An allegation of negligence will only succeed if the plaintiff can satisfy the court, on a balance of probabilities, that all three of the following conditions apply:

  1. the plaintiff was owed a duty of care by the defendant
  2. the duty of care was breached
  3. harm resulted from the breach (causation).

Assuming that the first criterion is established (which is usually the case), the plaintiff must then present convincing evidence that the healthcare professional concerned could reasonably have foreseen the consequences of his or her action and did not guard against such an eventuality; moreover, it must be demonstrated that the practitioner’s actions fell short of the standards the law considers reasonable.

It does not always follow that a breach of the duty of care results in harm to a patient. In fact, there are many instances in which the outcome would have been the same for the patient whether the breach of duty had occurred or not. The plaintiff’s case will only succeed if the judge finds that a breach of duty did result in harm to the patient.

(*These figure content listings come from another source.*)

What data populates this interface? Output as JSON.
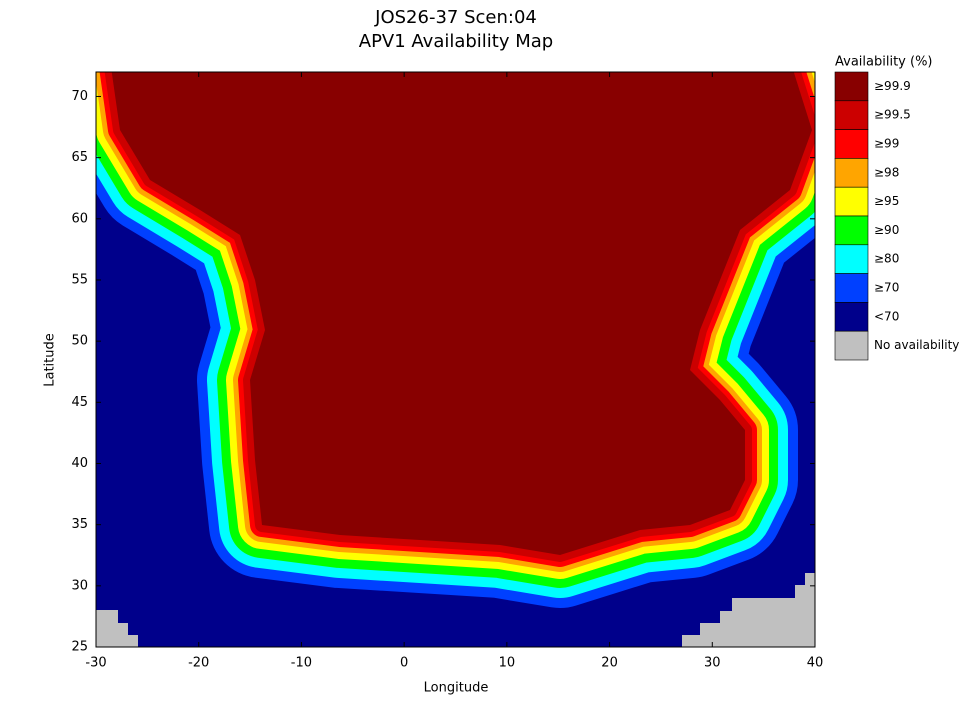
{
  "chart_data": {
    "type": "map",
    "title": [
      "JOS26-37 Scen:04",
      "APV1 Availability Map"
    ],
    "x_label": "Longitude",
    "y_label": "Latitude",
    "xlim": [
      -30,
      40
    ],
    "ylim": [
      25,
      72
    ],
    "xticks": [
      -30,
      -20,
      -10,
      0,
      10,
      20,
      30,
      40
    ],
    "yticks": [
      25,
      30,
      35,
      40,
      45,
      50,
      55,
      60,
      65,
      70
    ],
    "legend": {
      "title": "Availability (%)",
      "entries": [
        {
          "label": "≥99.9",
          "color": "#880000"
        },
        {
          "label": "≥99.5",
          "color": "#cc0000"
        },
        {
          "label": "≥99",
          "color": "#ff0000"
        },
        {
          "label": "≥98",
          "color": "#ffa500"
        },
        {
          "label": "≥95",
          "color": "#ffff00"
        },
        {
          "label": "≥90",
          "color": "#00ff00"
        },
        {
          "label": "≥80",
          "color": "#00ffff"
        },
        {
          "label": "≥70",
          "color": "#0040ff"
        },
        {
          "label": "<70",
          "color": "#00008b"
        },
        {
          "label": "No availability",
          "color": "#c0c0c0"
        }
      ]
    }
  }
}
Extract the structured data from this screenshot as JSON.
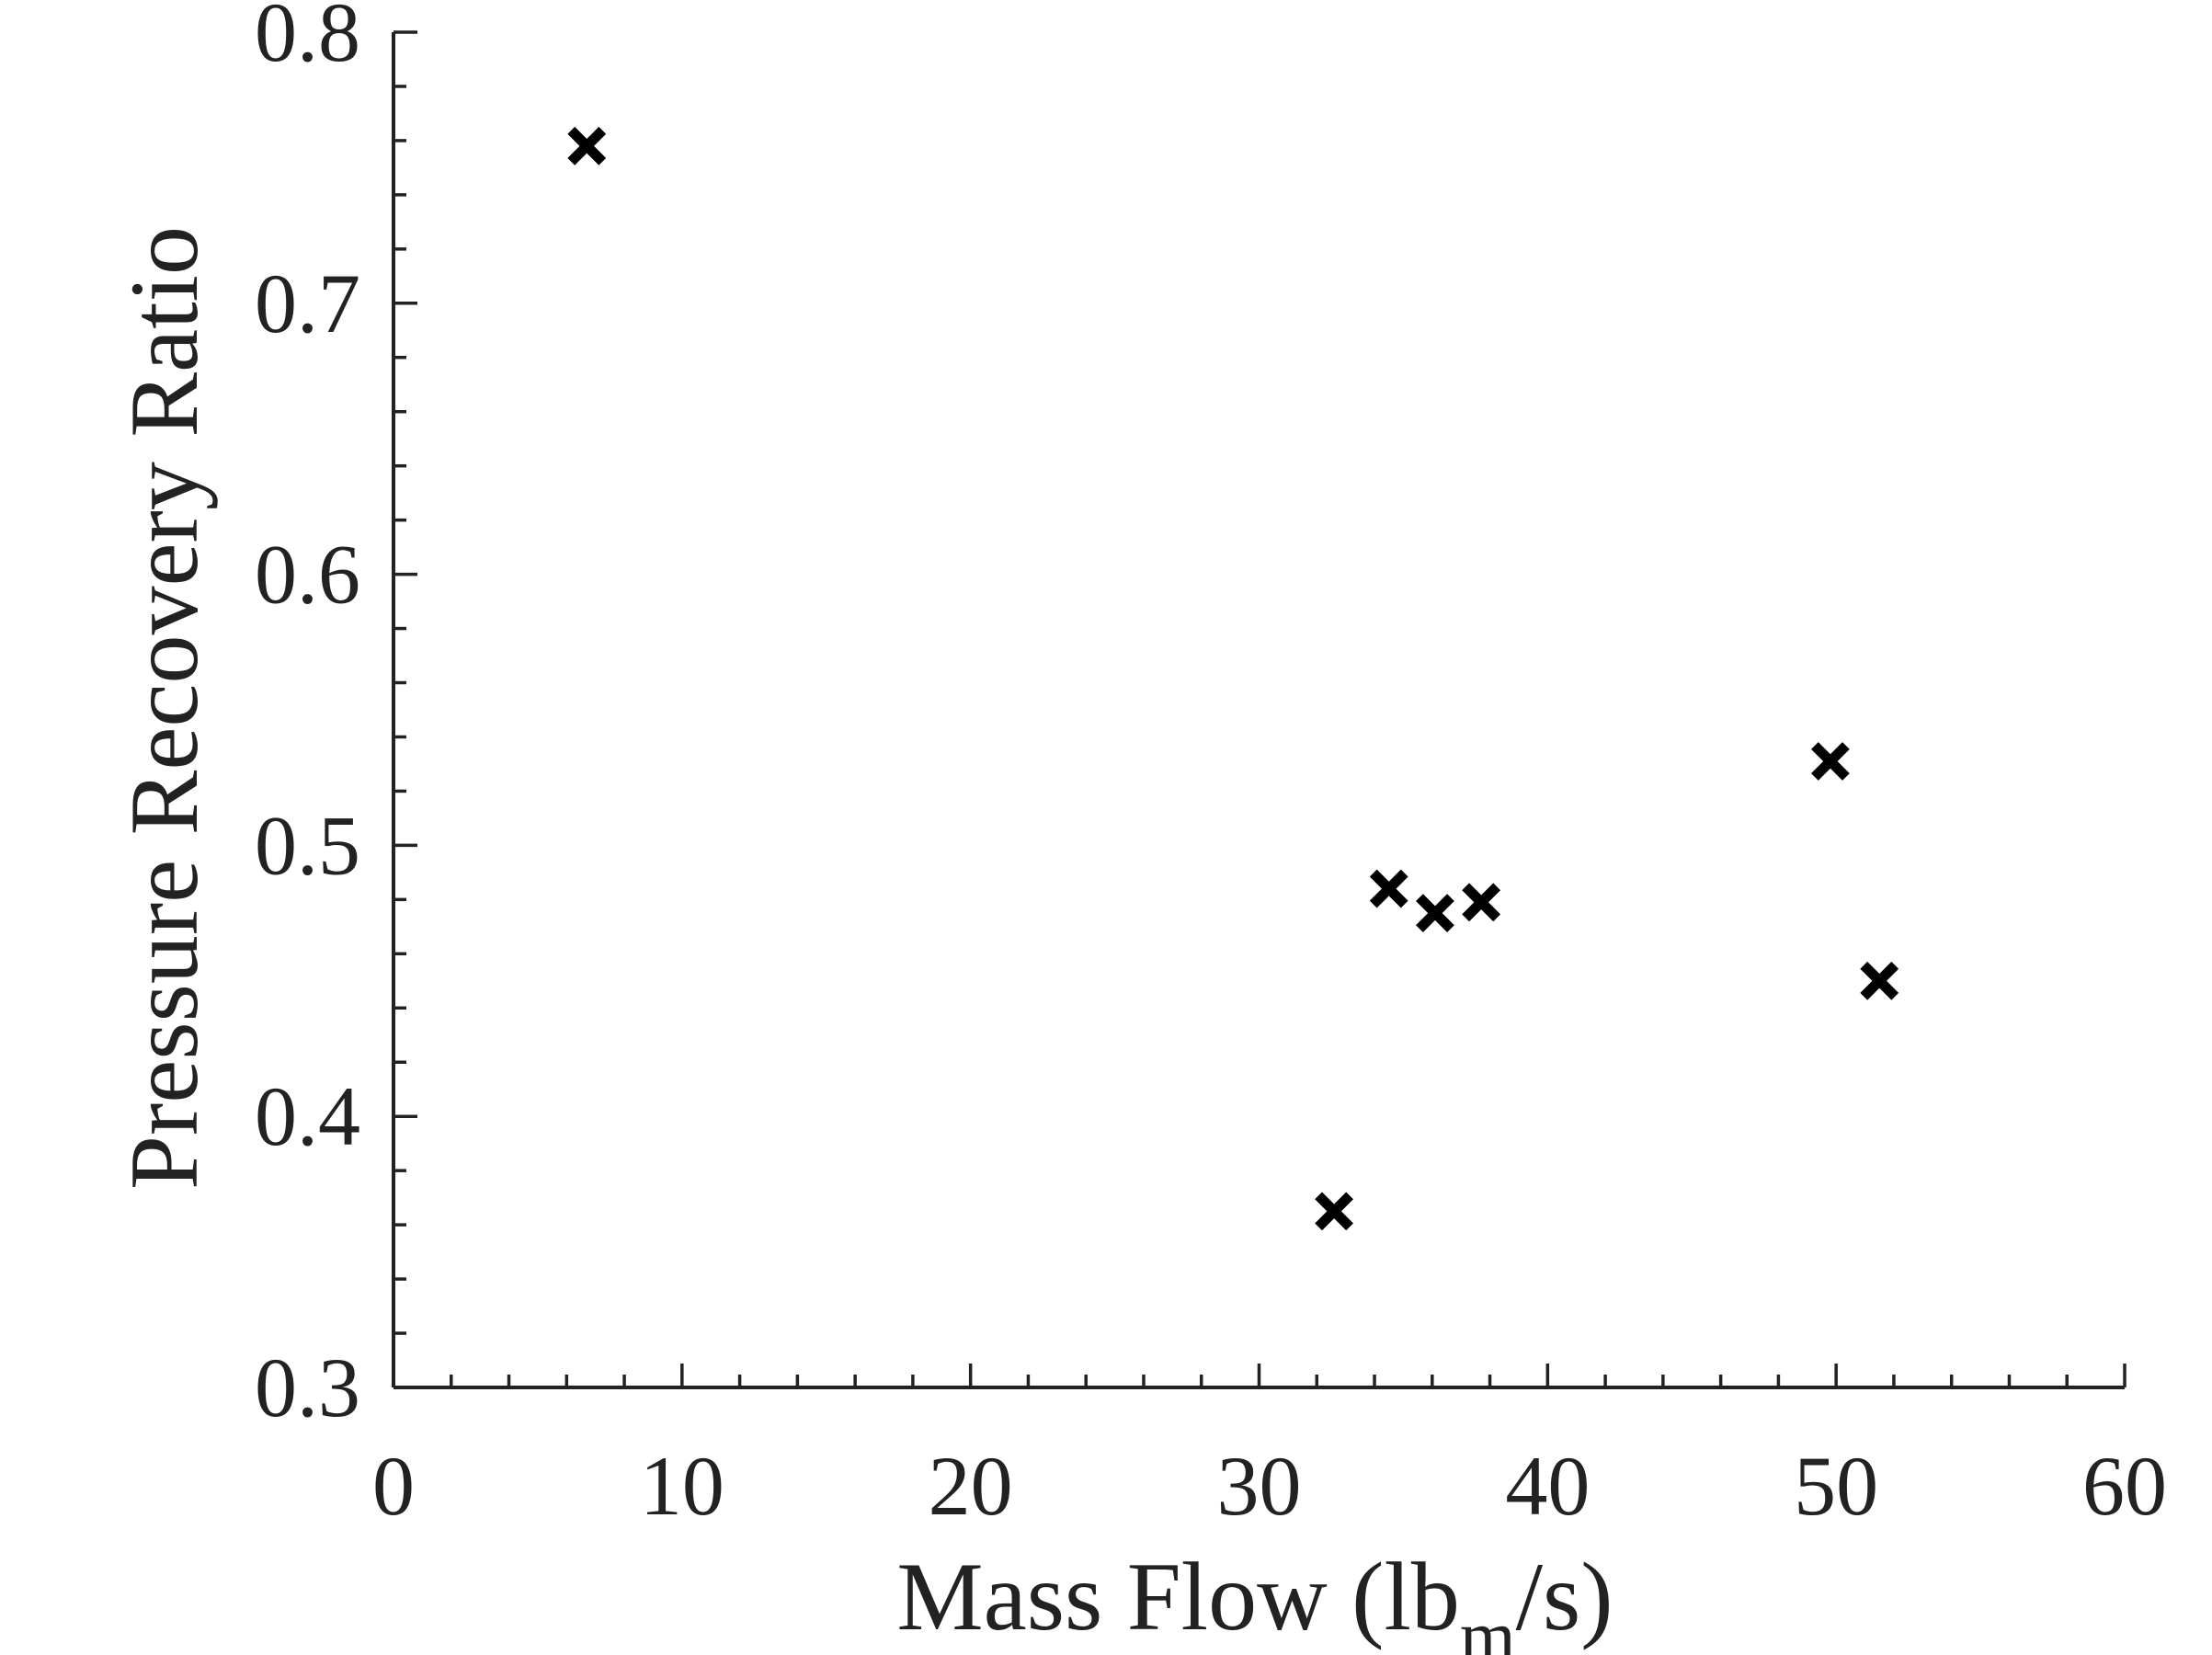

In addition to facing a civil claim in negligence, doctors whose practice falls short of acceptable standards may face disciplinary action by the Health Professions Council.


The role and powers of the Council

The Health Professions Council of South Africa (the Council), is mandated, under the Health Professions Act 56 of 1974 to regulate registered healthcare practitioners. The Medical and Dental Board regulates medical and dental practitioners. It does this by:

  • Setting and maintaining standards of training and practice for healthcare professionals, and disciplining those who fall short of those standards, if necessary.
  • Setting and monitoring mandatory requirements for the continuing professional development of all registered practitioners and ensuring that training institutions adhere to the Council’s standards
  • Setting professional and ethical standards and publishing guidelines for practitioners to follow.

The ethical rules cover almost every aspect of practice, from advertising and financial probity to patient confidentiality and relationships with professional colleagues.

A practitioner shall at all times:

a. act in the best interests of his or her patients;

b. respect patient confidentiality, privacy, choices and dignity;

c. maintain the highest standards of personal conduct and integrity;

d. provide adequate information about the patient’s diagnosis, treatment options and alternatives, costs associated with each such alternative and any other pertinent information to enable the patient to exercise a choice in terms of treatment and informed decision-making pertaining to his or her health and that of others;

e. keep his or her professional knowledge and skills up to date;

f. maintain proper and effective communication with his or her patients and other professionals;

g. except in an emergency, obtain informed consent from a patient or, in the event that the patient is unable to provide consent for treatment himself or herself, from his or her next of kin; and

h. keep accurate patient records.

(HPCSA, Ethical Rules of Conduct for Practitioners Registered under the Health Professions Act, 1974 (as amended by Government Notice No. R 68 of 2 February 2009, para. 27a.)


The Medical and Dental Board of the Council may discipline a doctor for infringing any of the ethical rules, and lists the following examples:

  • Unauthorised advertising
  • Overservicing of patients
  • Criminal convictions
  • Improper relationships with patients
  • Improper conduct of practitioners
  • Operational procedure without patient’s permission or consent
  • Disclosure of information regarding patient without their permission
  • Incompetence regarding treatment of patients
  • Excessive fees charged/overcharging
  • Insufficient care towards patients
  • Racial discrimination
  • Rude behaviour towards patients
  • Prescriptions to already addicted patients
  • Perverse incentives and kickbacks.

The Board has the power to impose a wide array of penalties on doctors whose professional conduct is found wanting. The most severe is to have the doctor’s name removed permanently from the register, but other sanctions range from an admonishment, to fines and occasionally suspension from practice.